Agreeably Disagreeing aka How to Handle Conflicts

Crystal Williams-Brown

The world is colored by a variety of personalities. It is wonderful in its diversity. However, this means that disagreements due to differing perspectives are bound to happen. It’s unavoidable but not insurmountable, as I realized fully during my years of working in customer service. I hope to now share some of what I have learned so that others can overcome it and even improve on my methods.

Step 1: Get on the same page

Like a mountain, a disagreement does not arise from nothing. It has a progression, a starting point, something smaller than the disagreement itself. So I backtrack to see where level ground started to diverge. “Where did our perspectives shift?”


While working in a Medicare Part D call center, I had customers often call in regarding a “sudden” large increase in the amount they needed to pay for medication. As you can imagine, they were very upset, scared, and distressed by this. They thought there was some terrible error.

I soon realized that this was not an error and that the customers didn’t fully know the details of their coverage. There was a coverage gap where their insurance would stop paying for their medications and the customers would have to pay the total price. Some knew of the existence of the gap but not how they reached it. The gap is reached after a certain amount is paid for a medication, so they were calculating their own medication payments to judge how close they were to the gap. However, the plan was using their insurance company’s payments to calculate the progress made towards reaching the gap.

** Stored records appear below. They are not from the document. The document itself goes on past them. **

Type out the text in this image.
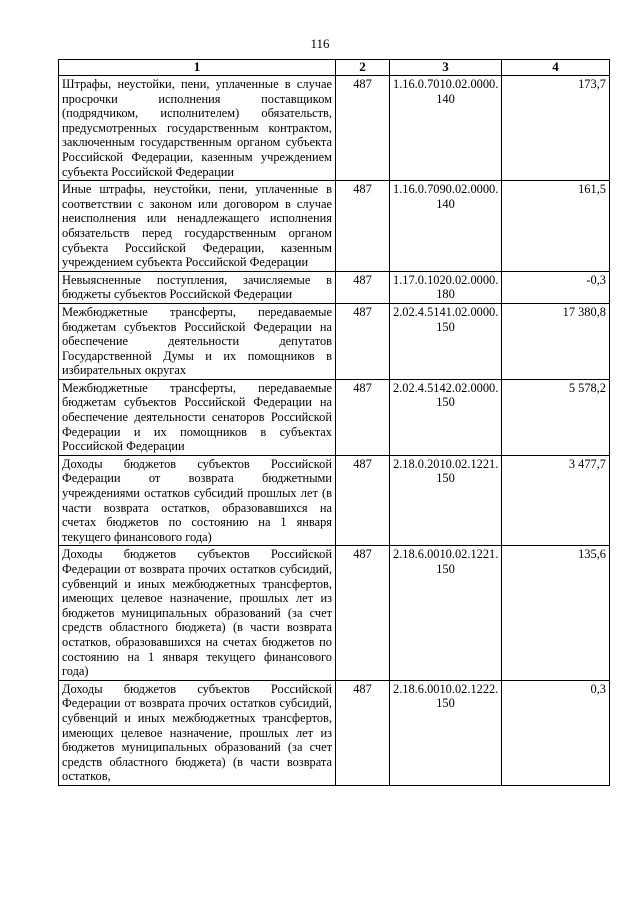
116
1	2	3	4
Штрафы, неустойки, пени, уплаченные в случае просрочки исполнения поставщиком (подрядчиком, исполнителем) обязательств, предусмотренных государственным контрактом, заключенным государственным органом субъекта Российской Федерации, казенным учреждением субъекта Российской Федерации	487	1.16.0.7010.02.0000. 140	173,7
Иные штрафы, неустойки, пени, уплаченные в соответствии с законом или договором в случае неисполнения или ненадлежащего исполнения обязательств перед государственным органом субъекта Российской Федерации, казенным учреждением субъекта Российской Федерации	487	1.16.0.7090.02.0000. 140	161,5
Невыясненные поступления, зачисляемые в бюджеты субъектов Российской Федерации	487	1.17.0.1020.02.0000. 180	-0,3
Межбюджетные трансферты, передаваемые бюджетам субъектов Российской Федерации на обеспечение деятельности депутатов Государственной Думы и их помощников в избирательных округах	487	2.02.4.5141.02.0000. 150	17 380,8
Межбюджетные трансферты, передаваемые бюджетам субъектов Российской Федерации на обеспечение деятельности сенаторов Российской Федерации и их помощников в субъектах Российской Федерации	487	2.02.4.5142.02.0000. 150	5 578,2
Доходы бюджетов субъектов Российской Федерации от возврата бюджетными учреждениями остатков субсидий прошлых лет (в части возврата остатков, образовавшихся на счетах бюджетов по состоянию на 1 января текущего финансового года)	487	2.18.0.2010.02.1221. 150	3 477,7
Доходы бюджетов субъектов Российской Федерации от возврата прочих остатков субсидий, субвенций и иных межбюджетных трансфертов, имеющих целевое назначение, прошлых лет из бюджетов муниципальных образований (за счет средств областного бюджета) (в части возврата остатков, образовавшихся на счетах бюджетов по состоянию на 1 января текущего финансового года)	487	2.18.6.0010.02.1221. 150	135,6
Доходы бюджетов субъектов Российской Федерации от возврата прочих остатков субсидий, субвенций и иных межбюджетных трансфертов, имеющих целевое назначение, прошлых лет из бюджетов муниципальных образований (за счет средств областного бюджета) (в части возврата остатков,	487	2.18.6.0010.02.1222. 150	0,3
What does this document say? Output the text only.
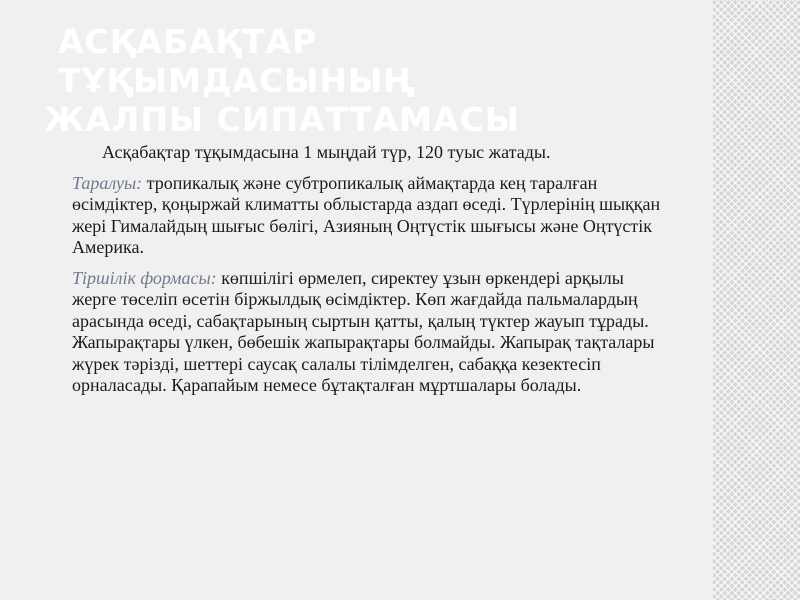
АСҚАБАҚТАР ТҰҚЫМДАСЫНЫҢ
ЖАЛПЫ СИПАТТАМАСЫ

Асқабақтар тұқымдасына 1 мыңдай түр, 120 туыс жатады.

Таралуы: тропикалық және субтропикалық аймақтарда кең таралған өсімдіктер, қоңыржай климатты облыстарда аздап өседі. Түрлерінің шыққан жері Гималайдың шығыс бөлігі, Азияның Оңтүстік шығысы және Оңтүстік Америка.

Тіршілік формасы: көпшілігі өрмелеп, сиректеу ұзын өркендері арқылы жерге төселіп өсетін біржылдық өсімдіктер. Көп жағдайда пальмалардың арасында өседі, сабақтарының сыртын қатты, қалың түктер жауып тұрады. Жапырақтары үлкен, бөбешік жапырақтары болмайды. Жапырақ тақталары жүрек тәрізді, шеттері саусақ салалы тілімделген, сабаққа кезектесіп орналасады. Қарапайым немесе бұтақталған мұртшалары болады.
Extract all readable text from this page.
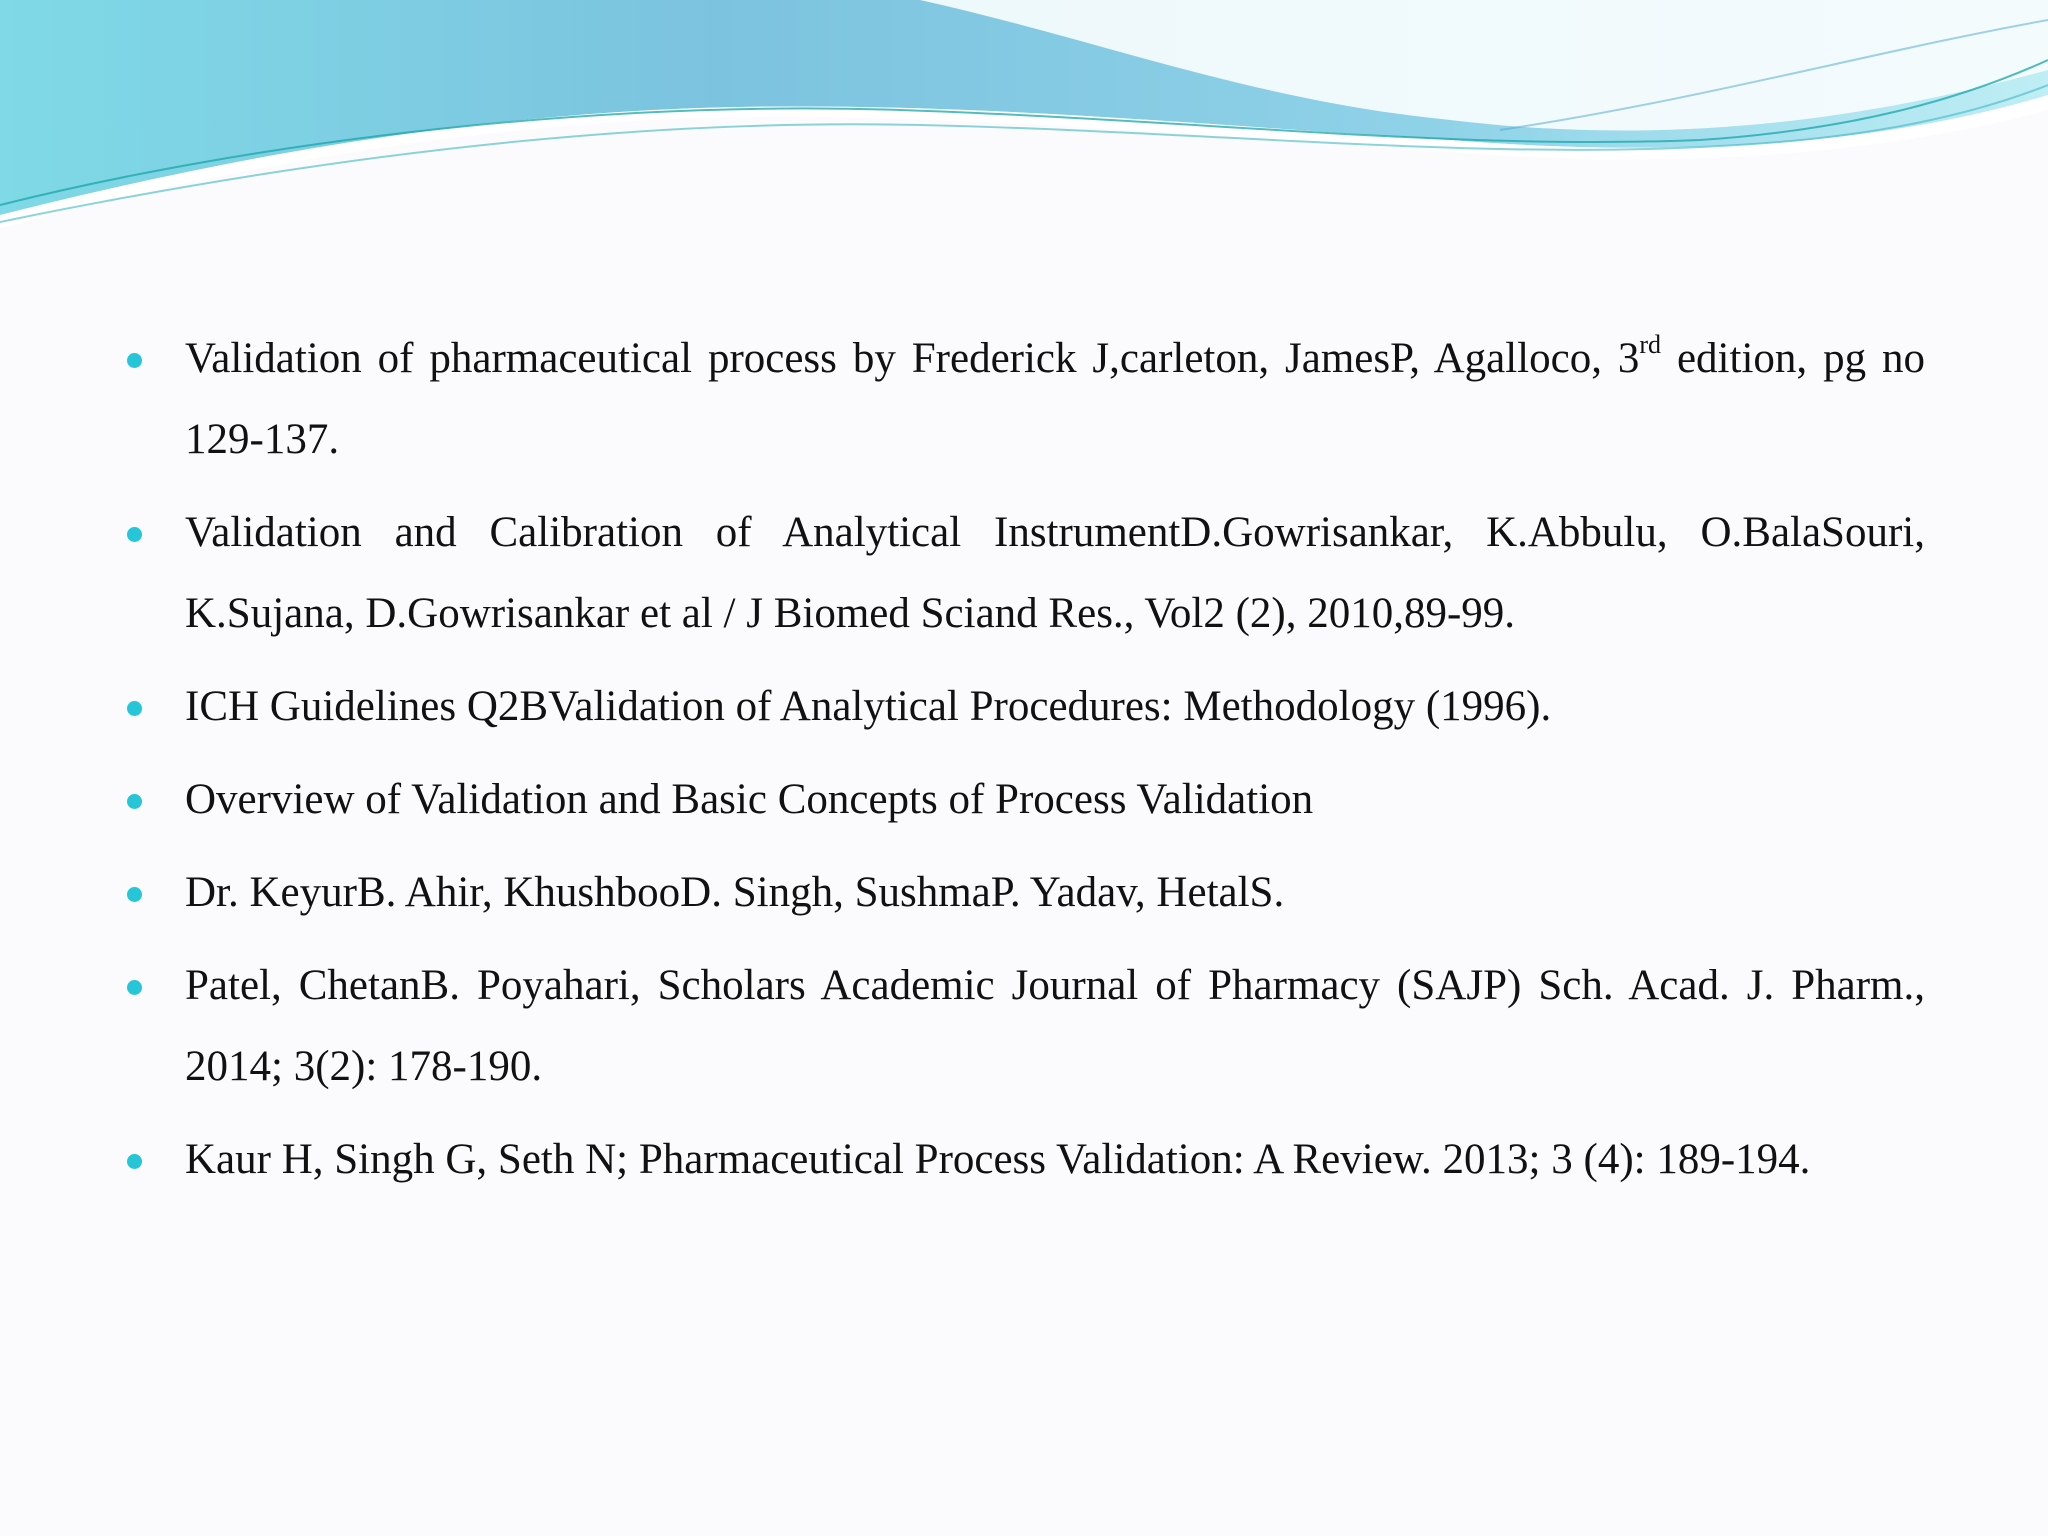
Validation of pharmaceutical process by Frederick J,carleton, JamesP, Agalloco, 3rd edition, pg no 129-137.
Validation and Calibration of Analytical InstrumentD.Gowrisankar, K.Abbulu, O.BalaSouri, K.Sujana, D.Gowrisankar et al / J Biomed Sciand Res., Vol2 (2), 2010,89-99.
ICH Guidelines Q2BValidation of Analytical Procedures: Methodology (1996).
Overview of Validation and Basic Concepts of Process Validation
Dr. KeyurB. Ahir, KhushbooD. Singh, SushmaP. Yadav, HetalS.
Patel, ChetanB. Poyahari, Scholars Academic Journal of Pharmacy (SAJP) Sch. Acad. J. Pharm., 2014; 3(2): 178-190.
Kaur H, Singh G, Seth N; Pharmaceutical Process Validation: A Review. 2013; 3 (4): 189-194.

With this divergence point now clear, I made sure callers understood the coverage gap as well as found them alternative options for getting their medication without the hefty price tag, such as checking if their state had any programs for prescription coverage and if the manufacturers of their medication had any assistance programs.

By backtracking and clarifying each party’s understanding of events/conversations, it’s possible to find that you don’t actually disagree. In this case, it wasn’t so much that the user was wrong, it was that their plan details had not been communicated to them in a way that helped foster complete understanding. Now that clarification took place, we could work on moving towards the same goal: getting them the medication they need at a price they could afford.

It could be language differences, cultural differences, and bevy of other factors that lead to divergence. It’s best to verify base assumptions first to ensure everyone is on the same page.

Important Note: Do not blame anyone. Finger-pointing does not help. Focus instead on how to move forward.

If things aren’t resolved by clarification, it’s time to move to step 2.

Step 2: Switch Perspectives

This is almost an extension of step 1 in that it focuses on understanding each other. Our goal now is to look at the circumstance from the other person’s point of view.

Storytime (Again):

When I learned about debates in high school, I fell in love with them. My favorite way to debate was to take a viewpoint different from my own and advocate on its behalf. I did this because I felt that if I could convince myself of something I didn’t originally believe, I could also convince others. I would then follow up the pro argument with a con one, pointing out the shortcomings. This equipped me with insight into different perspectives. And it made me much more empathetic.

I wanted to be sure whomever I was talking to felt heard and respected. I wanted to see the situation from their eyes and didn’t jump to arguing against them. I collected the costs and benefits of their stance during this, building a deeper understanding of the nuances of the discussion. You read me right, discussion. This step helps transform a disagreement into a discussion.

Which brings us to step 3.

Step 3: Advocate for the Neutral Good

The name isn’t flashy but neutral is a wonder-worker. This is perhaps the most vital thing to keep in mind when disagreeing. There are no sides in a healthy collaboration. We are working towards a shared goal that we can only achieve together. No one is right or wrong. We are seeking the best together, discussing what that means and how to achieve it. Rather than a disagreement, it’s a weighing of options to find the one that works the most neutrally.

Here are a few actions you can take to help your discussion reach a resolution:

  • Gather facts/data points, for all ideas raised (remember it’s neutral). Do this together if you can, it will help foster the sense of collaboration. Write out the logistics/overhead needed for each idea as well as the long term benefits.
  • Test run ideas in a smaller harmless form, a minimum viable product version. Sometimes it takes seeing something to realize its viability.
  • Get peer feedback, in a neutral way. It’s best to leave out who’s idea is whose.
  • Decide if this is really a point worth arguing. If there isn’t a big loss in letting go of your stance in this case, feel free to let it go. Pick your battles wisely.

My mom told me something as a kid that stuck with me “You don’t have to win an argument by getting the last word. You can win by letting the argument end.” I’m paraphrasing this, since I no longer remember the exact words, but I feel the sentiment remains intact. Basically, it’s not about being right, it’s about resolving the disagreement.